I'm critical of the research into Tiresias Screenfont, which is not applicable to the large-print use being discussed here. I also agree that you just can't trust the typeface suggestions of blind/low-vision organizations. They simply don't know what they're talking about. It's even fworse for LD groups – they actually recommend Comic Sans!

I also don't know of any really credible research... at all. Nonetheless, I don't see how you could possibly go wrong with Century Schoolbook for fiction. I further hypothesize that, as with screenfonts, size trumps a lot of factors, and nice big type (at least 14pt) in nearly any typeface that any of us here would agree is not "eccentric" will be readable. You couldn't use Hobo or Balloon Extra Bold, but you could surely use Seria Sans or Quadraat or Balance, particularly for heds.

--
Joe Clark
http://joeclark.org/

.00's picture

ClearviewADA is similar to ClearviewOne in design, but the weights and widths of the font family comply with ADA (Americans with Disabilities Act) guidlines.

hrant's picture

One thing to consider is what advantages elderly readers tend to have, since you can amplify that to help. Specifically, due to their greater experience with boumas, serifs help [more], as do more generous extenders.

hhp

smatt's picture

Thanks for the great discussion.

Nick - Your background info is illuminating and I love the idea of the glasses (walk a mile in another man's shoes - read a chapter with his glasses?) I'm in my 30s and despite the time spent staring at montiors, the eyesight's holding on. I'll have a talk to an optometrist about the glasses.
I also agree with your comments on typography, and selectively adjusting parameters. I wonder whether the large print sections of the market are dictated by the wisdom of the market or perhaps by convention as well.
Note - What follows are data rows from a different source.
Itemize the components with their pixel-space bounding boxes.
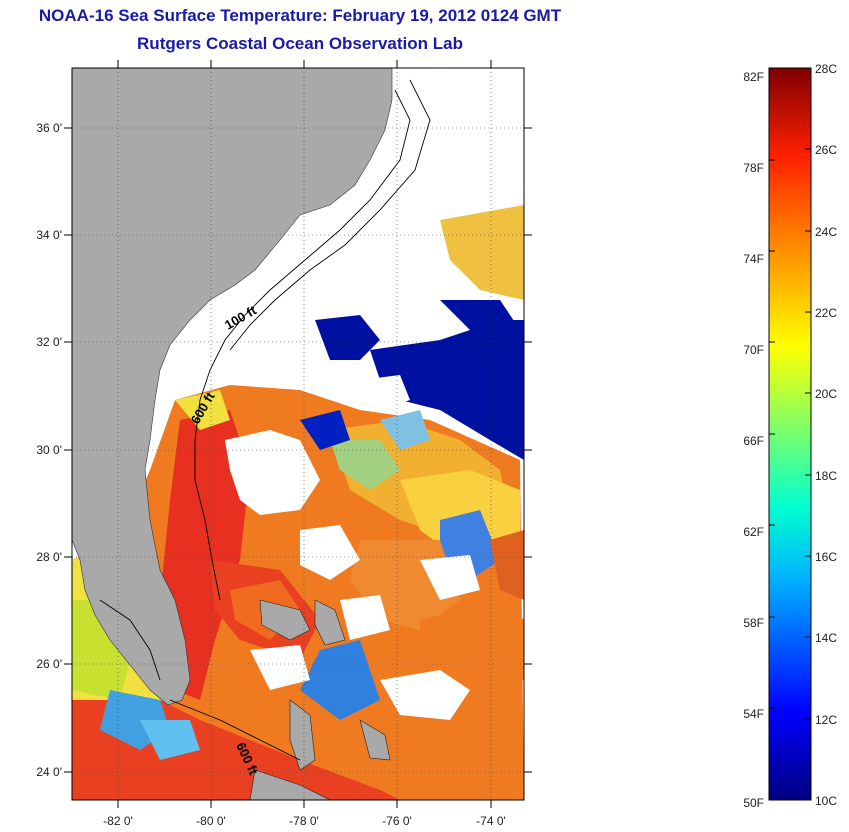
map-subtitle: Rutgers Coastal Ocean Observation Lab <box>137 34 463 53</box>
colorbar-c-label: 20C <box>815 387 838 401</box>
grid-lines <box>72 68 524 800</box>
lon-label: -82 0' <box>103 814 133 828</box>
land-mainland <box>72 68 393 706</box>
colorbar-f-label: 50F <box>743 796 764 810</box>
lat-label: 36 0' <box>36 121 62 135</box>
lon-label: -74 0' <box>476 814 506 828</box>
colorbar-f-label: 54F <box>743 707 764 721</box>
map-frame <box>64 60 532 808</box>
colorbar-c-label: 10C <box>815 794 838 808</box>
colorbar-f-label: 70F <box>743 343 764 357</box>
lat-label: 24 0' <box>36 765 62 779</box>
lon-label: -80 0' <box>196 814 226 828</box>
lon-label: -76 0' <box>382 814 412 828</box>
colorbar-f-label: 62F <box>743 525 764 539</box>
colorbar-f-label: 74F <box>743 252 764 266</box>
lat-label: 28 0' <box>36 550 62 564</box>
colorbar-f-label: 82F <box>743 70 764 84</box>
lat-label: 26 0' <box>36 657 62 671</box>
colorbar-ticks <box>769 148 811 720</box>
colorbar-f-label: 66F <box>743 434 764 448</box>
lat-label: 34 0' <box>36 228 62 242</box>
colorbar-c-label: 24C <box>815 225 838 239</box>
colorbar-c-label: 22C <box>815 306 838 320</box>
bahamas-islands <box>249 599 391 800</box>
colorbar-c-label: 16C <box>815 550 838 564</box>
cloud-mask <box>225 375 480 720</box>
map-area <box>72 68 524 800</box>
cold-region <box>300 300 524 460</box>
sst-field <box>72 205 524 800</box>
lat-label: 32 0' <box>36 335 62 349</box>
lon-label: -78 0' <box>289 814 319 828</box>
colorbar-c-label: 18C <box>815 469 838 483</box>
colorbar-f-label: 58F <box>743 616 764 630</box>
depth-contours <box>99 79 431 761</box>
lat-label: 30 0' <box>36 443 62 457</box>
colorbar-f-label: 78F <box>743 161 764 175</box>
colorbar-c-label: 12C <box>815 713 838 727</box>
colorbar-c-label: 26C <box>815 143 838 157</box>
colorbar-c-label: 14C <box>815 631 838 645</box>
map-title: NOAA-16 Sea Surface Temperature: Februar… <box>38 6 562 25</box>
colorbar-c-label: 28C <box>815 62 838 76</box>
colorbar <box>768 67 812 801</box>
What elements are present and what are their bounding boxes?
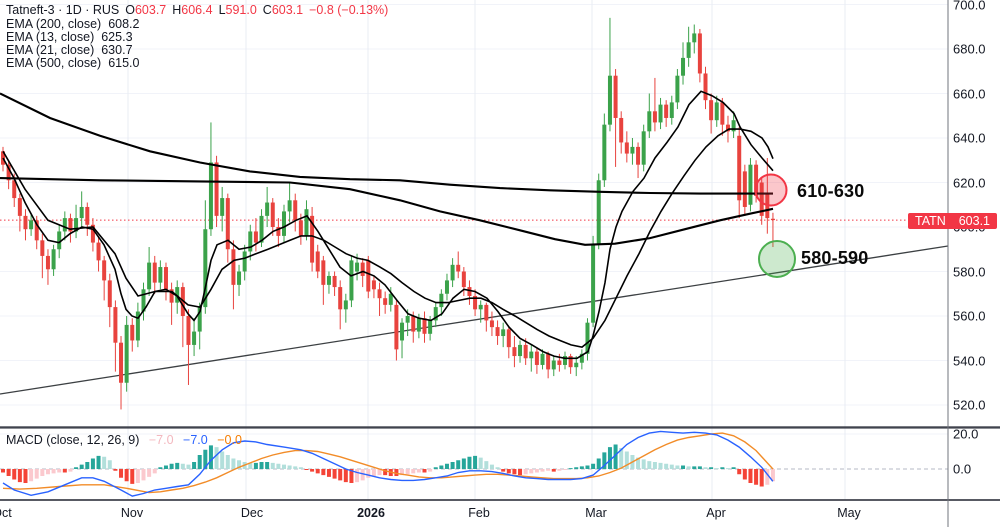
- ema-500-line[interactable]: [0, 92, 773, 195]
- time-axis-label: Apr: [706, 506, 726, 520]
- resistance-label[interactable]: 610-630: [797, 181, 865, 201]
- price-axis-label: 660.0: [953, 86, 986, 101]
- macd-signal-line[interactable]: [2, 432, 774, 494]
- ema-200-line[interactable]: [0, 177, 774, 246]
- indicator-value: 608.2: [108, 16, 140, 31]
- indicator-value: 630.7: [101, 42, 133, 57]
- price-axis-label: 520.0: [953, 397, 986, 413]
- open-value: 603.7: [134, 3, 167, 17]
- price-axis-label: 540.0: [953, 353, 986, 368]
- macd-legend: MACD (close, 12, 26, 9) −7.0 −7.0 −0.0: [6, 433, 248, 447]
- indicator-row[interactable]: EMA (500, close) 615.0: [6, 57, 388, 70]
- time-axis-label: Mar: [585, 506, 607, 520]
- indicator-label: EMA (13, close): [6, 29, 95, 44]
- price-axis-label: 680.0: [953, 41, 986, 57]
- macd-axis-label: 20.0: [953, 426, 979, 442]
- support-circle[interactable]: [758, 240, 796, 278]
- badge-ticker: TATN: [915, 214, 946, 228]
- ema-13-line[interactable]: [2, 90, 774, 360]
- symbol-legend: Tatneft-3 · 1D · RUS O603.7 H606.4 L591.0 C6…: [6, 3, 389, 71]
- macd-histogram[interactable]: [1, 444, 775, 487]
- high-value: 606.4: [181, 3, 213, 17]
- price-axis-label: 620.0: [953, 175, 986, 190]
- open-label: O: [125, 3, 135, 17]
- close-value: 603.1: [271, 3, 304, 17]
- low-label: L: [218, 3, 226, 17]
- last-price-badge[interactable]: TATN 603.1: [908, 213, 997, 229]
- close-label: C: [262, 3, 272, 17]
- grid-layer: [0, 0, 948, 500]
- macd-axis-label: 0.0: [953, 461, 972, 477]
- indicator-row[interactable]: EMA (21, close) 630.7: [6, 42, 388, 57]
- pane-separator[interactable]: [0, 426, 1000, 429]
- time-axis-label: Dec: [240, 506, 264, 520]
- time-axis-label: May: [837, 506, 861, 520]
- indicator-value: 615.0: [108, 56, 140, 71]
- price-axis-label: 560.0: [953, 308, 986, 324]
- symbol-title[interactable]: Tatneft-3 · 1D · RUS: [6, 3, 120, 17]
- time-axis-label: Feb: [468, 506, 490, 520]
- time-axis-label: Oct: [0, 506, 12, 520]
- macd-hist-value: −7.0: [148, 433, 174, 447]
- low-value: 591.0: [225, 3, 257, 17]
- price-axis-label: 580.0: [953, 264, 986, 279]
- indicator-label: EMA (21, close): [6, 42, 95, 57]
- macd-line-value: −7.0: [183, 433, 208, 447]
- macd-signal-value: −0.0: [217, 433, 242, 447]
- high-label: H: [172, 3, 182, 17]
- ema-21-line[interactable]: [2, 128, 774, 348]
- indicator-row[interactable]: EMA (13, close) 625.3: [6, 29, 388, 44]
- price-axis-label: 640.0: [953, 130, 986, 146]
- indicator-label: EMA (200, close): [6, 16, 102, 31]
- macd-main-line[interactable]: [2, 430, 774, 497]
- badge-price: 603.1: [958, 214, 990, 228]
- support-label[interactable]: 580-590: [801, 248, 869, 268]
- indicator-value: 625.3: [101, 29, 133, 44]
- symbol-legend-row: Tatneft-3 · 1D · RUS O603.7 H606.4 L591.0 C6…: [6, 3, 389, 18]
- resistance-circle[interactable]: [754, 173, 788, 207]
- time-axis-label: 2026: [357, 506, 385, 520]
- price-axis-label: 700.0: [953, 0, 986, 12]
- candlestick-series[interactable]: [1, 17, 775, 410]
- indicator-legend: EMA (200, close) 608.2 EMA (13, close) 625.…: [6, 16, 388, 71]
- time-axis-label: Nov: [120, 506, 144, 520]
- macd-label[interactable]: MACD (close, 12, 26, 9): [6, 433, 140, 447]
- indicator-label: EMA (500, close): [6, 56, 102, 71]
- change-value: −0.8 (−0.13%): [309, 3, 389, 17]
- indicator-row[interactable]: EMA (200, close) 608.2: [6, 16, 388, 31]
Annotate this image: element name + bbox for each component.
It fits with Hrants comment on boumas helping recognition but as terminaldesign mentioned earlier, most research points to sans serif although I'm not sure on the length of the texts used in the tests.

The research also points to type size being more important than typeface selection (within reason as Joe Clark points out). The italics of Century Schoolbook would rule it out for me, as I feel they are too script-like for this sort of work.

If a serif face, perhaps something like ITC Mendoza has merit, with an eveness of stroke weight, and a less cursive italic. FF Legato could be a good choice for a sans.

A little more background - I'm looking at typefaces for use in a government department dealing with ageing and disability that produces a wide variety of printed material, some specifically for a 60+ audience for example. I'm therefore doing some research so I can make informed choices that I can justify.

Stuart

hrant's picture

> most research points to sans serif

Most research is bunk. :-/

> type size being more important than typeface selection

With the important caveat that people prefer point sizes slightly too large for optimal reading... For the elderly with vision problems, it's a tough call, because you have to balance their greater experience with leveraging the parafovea (where a smaller size helps) versus the faltering acuity of the whole of the retina (where larger is better).

Legato might very well be the BEST choice for a sans. On the other hand, the more curvy a font the more blur (or alternatively aliasing) you get during lo-fi rendering, like onscreen.

hhp

Nick Shinn's picture

>over the years one’s glasses creep down one’s nose to maintain the same degree of acuity.

This reduces the apparent size of the text, so may explain why, as Joe says, just making the type bigger is the single most useful strategy.

Also, if you're becoming progressively long-sighted, holding the book at arms length in order to focus on the text, that makes it smaller as well.

joeclark's picture

Right. Hrant and his boumas and "bunk" research. I wonder how those matter in a discussion about edge-case reading needs for which there is *no* reliable research. I detect a whiff of ideology.

--
Joe Clark
http://joeclark.org/

hrant's picture

Paucity of data does not remove the responsability to think.
But certainly, don't bet the house on it.